I hadn’t even thought about the risk of pregnancy. She showed me the relative risks of HIV and pregnancy. In 20 years, she had seen nine students test positive for HIV, while pregnancy? Too frequent to even remember. Pregnancy was the much more real possibility, but somehow in the whole paranoia mess, I had completely neglected it. I just hear so much scare-talk, about how AIDS is so deadly. Everybody’s talking about it nowadays.
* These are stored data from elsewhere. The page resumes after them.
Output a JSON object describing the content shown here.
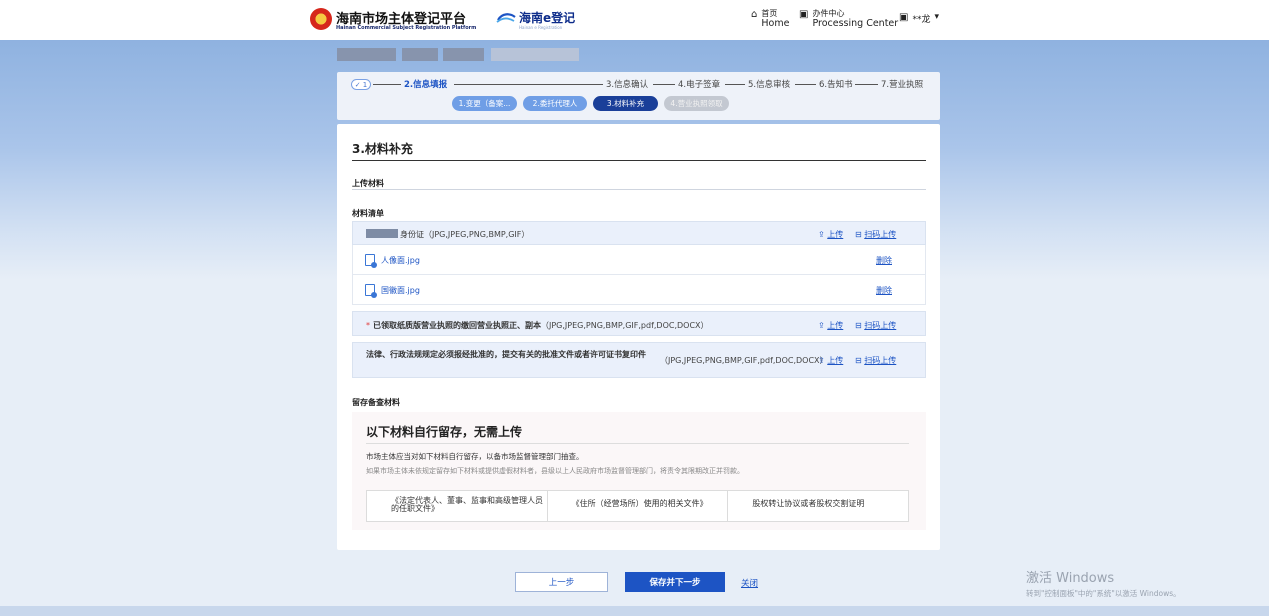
{
  "header": {
    "platform_title": "海南市场主体登记平台",
    "platform_subtitle": "Hainan Commercial Subject Registration Platform",
    "brand2": "海南e登记",
    "brand2_sub": "Hainan e Registration",
    "nav": {
      "home_cn": "首页",
      "home_en": "Home",
      "center_cn": "办件中心",
      "center_en": "Processing Center",
      "user": "**龙"
    }
  },
  "steps": {
    "done_mark": "✓ 1",
    "items": [
      "2.信息填报",
      "3.信息确认",
      "4.电子签章",
      "5.信息审核",
      "6.告知书",
      "7.营业执照"
    ],
    "substeps": [
      "1.变更（备案...",
      "2.委托代理人",
      "3.材料补充",
      "4.营业执照领取"
    ]
  },
  "main": {
    "section_title": "3.材料补充",
    "upload_title": "上传材料",
    "list_title": "材料清单",
    "materials": [
      {
        "name": "身份证",
        "formats": "（JPG,JPEG,PNG,BMP,GIF）",
        "upload": "上传",
        "scan_upload": "扫码上传",
        "files": [
          {
            "name": "人像面.jpg",
            "delete": "删除"
          },
          {
            "name": "国徽面.jpg",
            "delete": "删除"
          }
        ]
      },
      {
        "required_mark": "*",
        "name": "已领取纸质版营业执照的缴回营业执照正、副本",
        "formats": "（JPG,JPEG,PNG,BMP,GIF,pdf,DOC,DOCX）",
        "upload": "上传",
        "scan_upload": "扫码上传"
      },
      {
        "name": "法律、行政法规规定必须报经批准的，提交有关的批准文件或者许可证书复印件",
        "formats": "（JPG,JPEG,PNG,BMP,GIF,pdf,DOC,DOCX）",
        "upload": "上传",
        "scan_upload": "扫码上传"
      }
    ],
    "retain": {
      "title": "留存备查材料",
      "heading": "以下材料自行留存，无需上传",
      "p1": "市场主体应当对如下材料自行留存，以备市场监督管理部门抽查。",
      "p2": "如果市场主体未依规定留存如下材料或提供虚假材料者，县级以上人民政府市场监督管理部门，将责令其限期改正并罚款。",
      "items": [
        "《法定代表人、董事、监事和高级管理人员的任职文件》",
        "《住所（经营场所）使用的相关文件》",
        "股权转让协议或者股权交割证明"
      ]
    }
  },
  "footer": {
    "prev": "上一步",
    "save_next": "保存并下一步",
    "close": "关闭"
  },
  "watermark": {
    "line1": "激活 Windows",
    "line2": "转到\"控制面板\"中的\"系统\"以激活 Windows。"
  }
}
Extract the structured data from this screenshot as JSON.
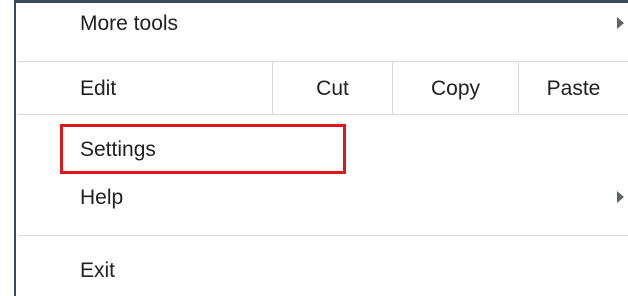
{
  "menu": {
    "more_tools": {
      "label": "More tools",
      "has_submenu": true
    },
    "edit": {
      "label": "Edit",
      "actions": [
        {
          "label": "Cut"
        },
        {
          "label": "Copy"
        },
        {
          "label": "Paste"
        }
      ]
    },
    "settings": {
      "label": "Settings",
      "highlighted": true
    },
    "help": {
      "label": "Help",
      "has_submenu": true
    },
    "exit": {
      "label": "Exit"
    }
  },
  "colors": {
    "highlight_border": "#e0161e",
    "separator": "#d8d8d8",
    "text": "#202124",
    "frame_border": "#3a4a5f"
  }
}
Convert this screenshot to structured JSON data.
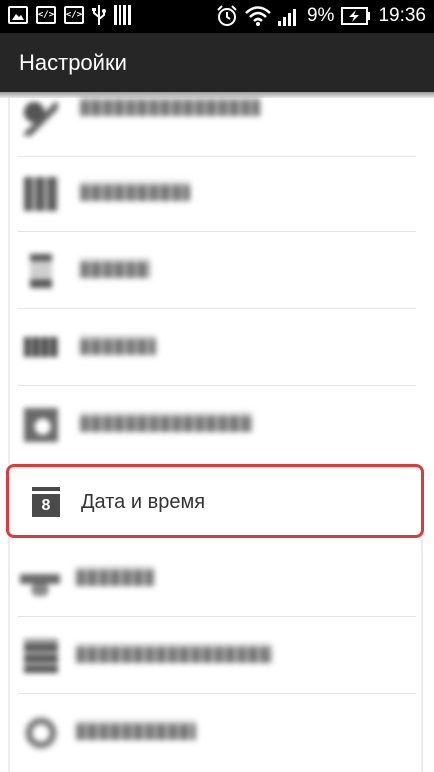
{
  "status_bar": {
    "left_icons": [
      "image-icon",
      "code-icon",
      "code-icon",
      "usb-icon",
      "barcode-icon"
    ],
    "code_glyph": "</>",
    "battery_percent": "9%",
    "time": "19:36"
  },
  "app_bar": {
    "title": "Настройки"
  },
  "settings_list": {
    "selected_item": {
      "label": "Дата и время",
      "icon_number": "8",
      "icon": "calendar-icon"
    }
  },
  "colors": {
    "highlight_border": "#e0393b",
    "app_bar_bg": "#262626",
    "status_bar_bg": "#000000"
  }
}
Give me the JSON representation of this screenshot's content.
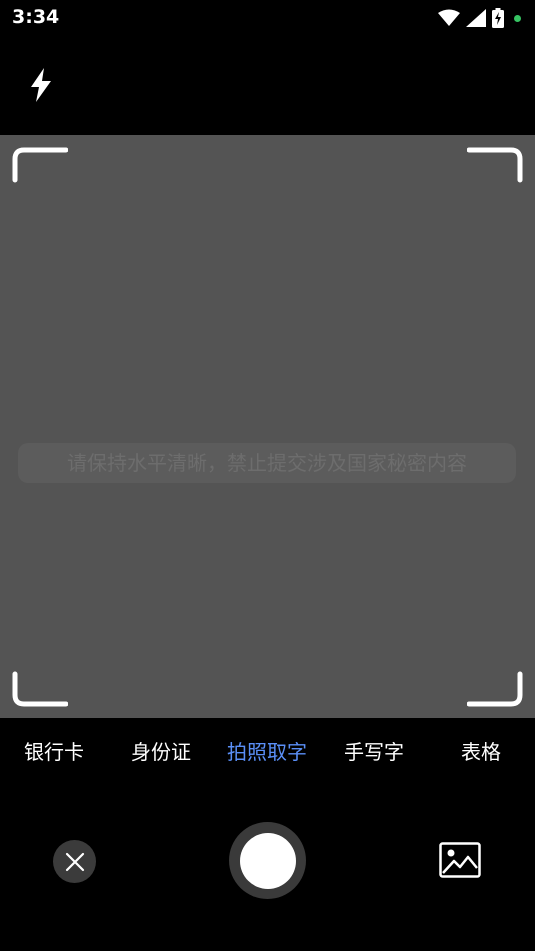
{
  "status_bar": {
    "time": "3:34",
    "icons": [
      "wifi-icon",
      "signal-icon",
      "battery-charging-icon",
      "notification-dot"
    ],
    "dot_color": "#37c463"
  },
  "toolbar": {
    "flash_icon": "flash-icon"
  },
  "viewfinder": {
    "hint": "请保持水平清晰，禁止提交涉及国家秘密内容",
    "background": "#545454"
  },
  "modes": {
    "items": [
      {
        "label": "银行卡",
        "active": false
      },
      {
        "label": "身份证",
        "active": false
      },
      {
        "label": "拍照取字",
        "active": true
      },
      {
        "label": "手写字",
        "active": false
      },
      {
        "label": "表格",
        "active": false
      }
    ],
    "active_color": "#5a8ff7"
  },
  "controls": {
    "close_icon": "close-icon",
    "shutter": "shutter-button",
    "gallery_icon": "image-gallery-icon"
  }
}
Later I thought about what made me so uncomfortable in the nurse’s office. She was just trying to help. I was defensive – I knew I had done something I shouldn’t have, and I didn’t really want to explore why I did. However, I didn’t really have any protection against repeating that behavior – other than vowing to “never again”. There was also the hypocriticalness of my role as a researcher on HIV, someone who should know the risks, someone ultimately hoping to promote safe practices – and here I was encouraging others to do something I couldn’t even do.

I am now an HIV counselor in my school, providing students with counseling and testing. I don’t tell them what to do. I try to understand and reframe their behavioral motivations. Sometimes, prescriptions can only go so far.